El final estableció un hecho histórico: Sabah pasó de no existir en 2017 a convertirse en el club más joven de la historia en alcanzar la etapa principal de la Champions, por delante de Krasnodar, fundado en 2008 y debutante en la competencia en 2020. También será apenas el segundo representante de Azerbaiyán en llegar hasta allí. Antes solo lo había conseguido Qarabag, protagonista de la Champions en 2017 y nuevamente en 2025.
La clasificación superó rápidamente los límites del fútbol. Ilham Aliyev, presidente de Azerbaiyán, felicitó públicamente a Sabah. “Es motivo de especial alegría y orgullo que un equipo de reciente creación haya logrado un éxito tan importante en tan poco tiempo”, expresó en el mensaje difundido después de la clasificación. El club respondió con una extensa carta de agradecimiento.
En el comunicado publicado por el presidente, también remarcó que Sabah será el segundo club de Azerbaiyán con derecho a competir en la instancia principal del torneo y presentó el logro como otra muestra del crecimiento deportivo del país.

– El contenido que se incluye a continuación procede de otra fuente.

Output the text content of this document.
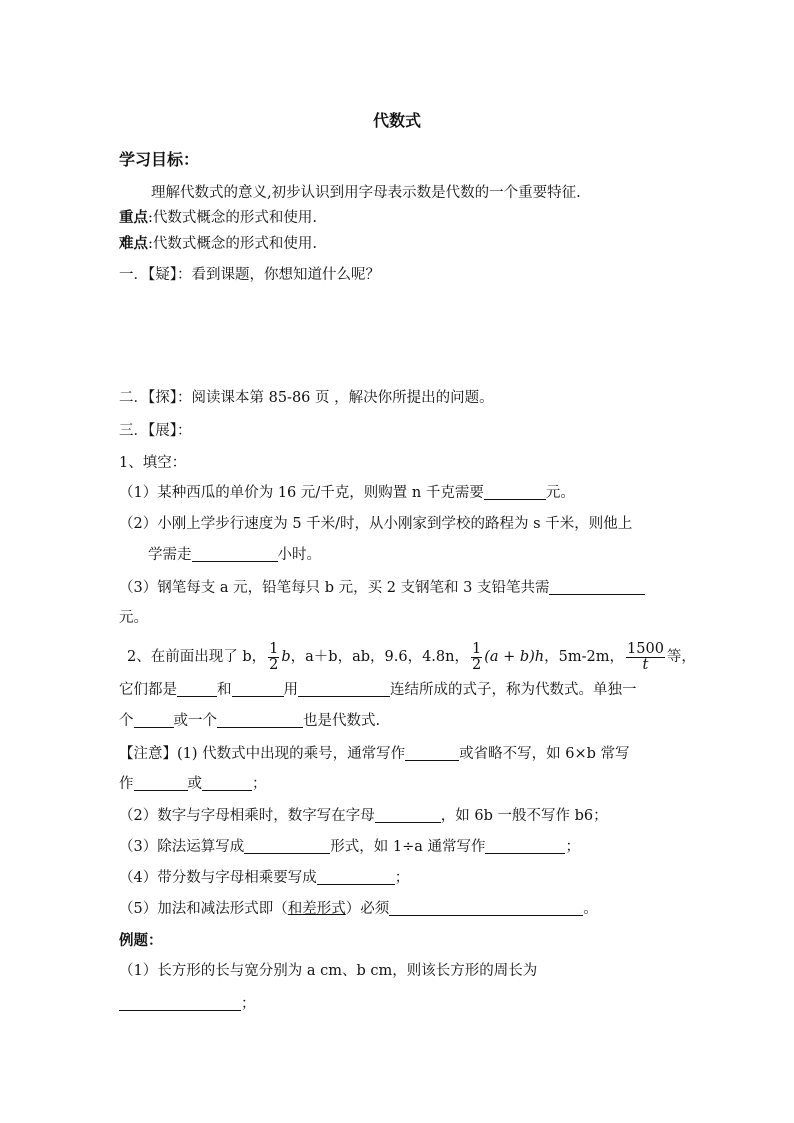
代数式
学习目标：
理解代数式的意义,初步认识到用字母表示数是代数的一个重要特征.
重点:代数式概念的形式和使用.
难点:代数式概念的形式和使用.
一．【疑】：看到课题，你想知道什么呢？
二．【探】：阅读课本第 85-86 页 ，解决你所提出的问题。
三．【展】：
1、填空：
（1）某种西瓜的单价为 16 元/千克，则购置 n 千克需要	元。
（2）小刚上学步行速度为 5 千米/时，从小刚家到学校的路程为 s 千米，则他上
学需走	小时。
（3）钢笔每支 a 元，铅笔每只 b 元，买 2 支钢笔和 3 支铅笔共需
元。
2、在前面出现了 b， $\frac{1}{2}$ b，a＋b，ab，9.6，4.8n， $\frac{1}{2} (a + b)h$，5m-2m， $\frac{1500}{t}$ 等，
它们都是	和	用	连结所成的式子，称为代数式。单独一
个	或一个	也是代数式.
【注意】(1) 代数式中出现的乘号，通常写作	或省略不写，如 6×b 常写
作	或	；
（2）数字与字母相乘时，数字写在字母	，如 6b 一般不写作 b6；
（3）除法运算写成	形式，如 1÷a 通常写作	；
（4）带分数与字母相乘要写成	；
（5）加法和减法形式即（和差形式）必须	。
例题：
（1）长方形的长与宽分别为 a cm、b cm，则该长方形的周长为
；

El sorteo de la fase de liga le agregó otro capítulo extraordinario a esta historia. Sabah recibirá en Azerbaiyán a Barcelona, Borussia Dortmund, Napoli y Slavia Praga, mientras que tendrá algunas de sus visitas más exigentes ante Arsenal, en Londres, y Manchester United, en Old Trafford. También jugará fuera de casa frente a Villarreal y Viking, otro de los debutantes.
Para Sabah, esa competencia llegará casi inmediatamente después de su noveno aniversario. Del quinto puesto en la segunda división y un ascenso que se abrió por la renuncia de otros clubes a destronar a Qarabag, superar las rondas europeas y meterse entre los gigantes del continente. Una historia completa comprimida en menos de una década.